Akça’nın dört senelik üniversite mezunu olması,
Zonguldak Belediye Başkanı Tahsin Erdem’e iletiliyor.
Bu sefer,
Okan Cesur Akça’ya,
Kent Lokantası Sorumluluğu veriliyor.
16 Eylül’de açılacak olan,
Kent Lokantası’nın bu zaman kadar olan,
Tüm tadilatları ve tabelası dahil,
Akça tarafından yönetiliyor.
Daha sonra,
Bir çalışma listesi yayınlanıyor.
Okan Cesur Akça,
Kent Lokantası Temizlik İşlerine veriliyor.
İddiaya göre,
Kent Lokantası’nın sorumluluğu ise,
İlkokul mezunu birine teslim ediliyor.
Erdemli Belediyecilikte,
‘Liyakate önem vereceğiz’ diyen Tahsin Erdem’i,
Görsün bütün Zonguldak.
İşin siyasi boyutu olduğu kesin.
Belediyede Ülkücü diye bilinen tek kişi Okan Cesur Akça.
Geçen hafta Ülkü Ocakları İl Başkanı Gökmen Karali tepki göstermişti.
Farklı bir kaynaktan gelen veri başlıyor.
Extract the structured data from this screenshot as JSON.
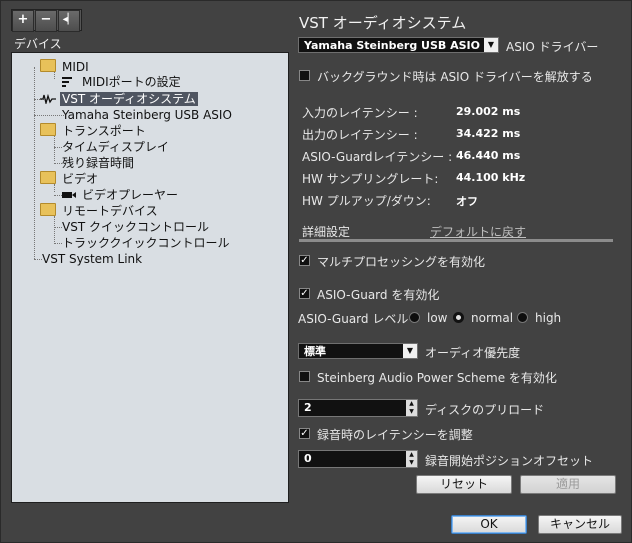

Gün içinde ise MHP İl Başkanı Mustafa Öztürk,
Çok sert ifadeler kullanarak,
Tahsin Erdem’i hedef aldı.
Siyasi bir gerilim olduğu açık.
Tahsin Erdem,
Yönetememeye devam ediyor.
Sinek öldüremeyen belediyeden,
Fazla bir şey beklememek gerek sanırım.
Sayın Başkan bu sürgünleri de ‘Paramız yok’ gözyaşları ile açıklayamaz sanırım.
Ağla ağla ağla!
Literatüre yeni bir kelime girecek,
‘Tahsin gözyaşları’…
* * * * * * * * *
Kent Lokantası konusu,
Zonguldak’ın gündeminde.
Ağustos ortası,
Ağustos sonu,
Eylül başı,
Dokuz Eylül,
On bir Eylül derken,
Son tarih olarak 16 Eylül verildi.
Bir belediye,
Tarih bile belirleyemiyor.
Düşünün.
Neyse!
Ben bu görkemli açılış için,
Bir program düşündüm.
Hüseyin Yıldız sağ olsun.
Geçen açıklama yapmıştı.
Osman Zaimoğlu’na ‘Popstar’ demişti.
Oradan hareketle,
Kent Lokantası açılışında,
Osman Başkanın küçük bir konser vermesini istiyorum.
Denize karşı,
Mis gibi olur konser.
İyi bir ses sistemi de olur.
Tahsin Başkanın gözlerinin içine bakara, “Hoş gelsin ya yüreğime, boş ver be! Elalem ne derse desin haydiiiii” şarkısı,
Belediye ve merkez ilçe arasındaki,
Siyasi konjonktürü bizlere yansıtabilir.
Janti bir takım elbise ile başka şarkılar söyleyebilir.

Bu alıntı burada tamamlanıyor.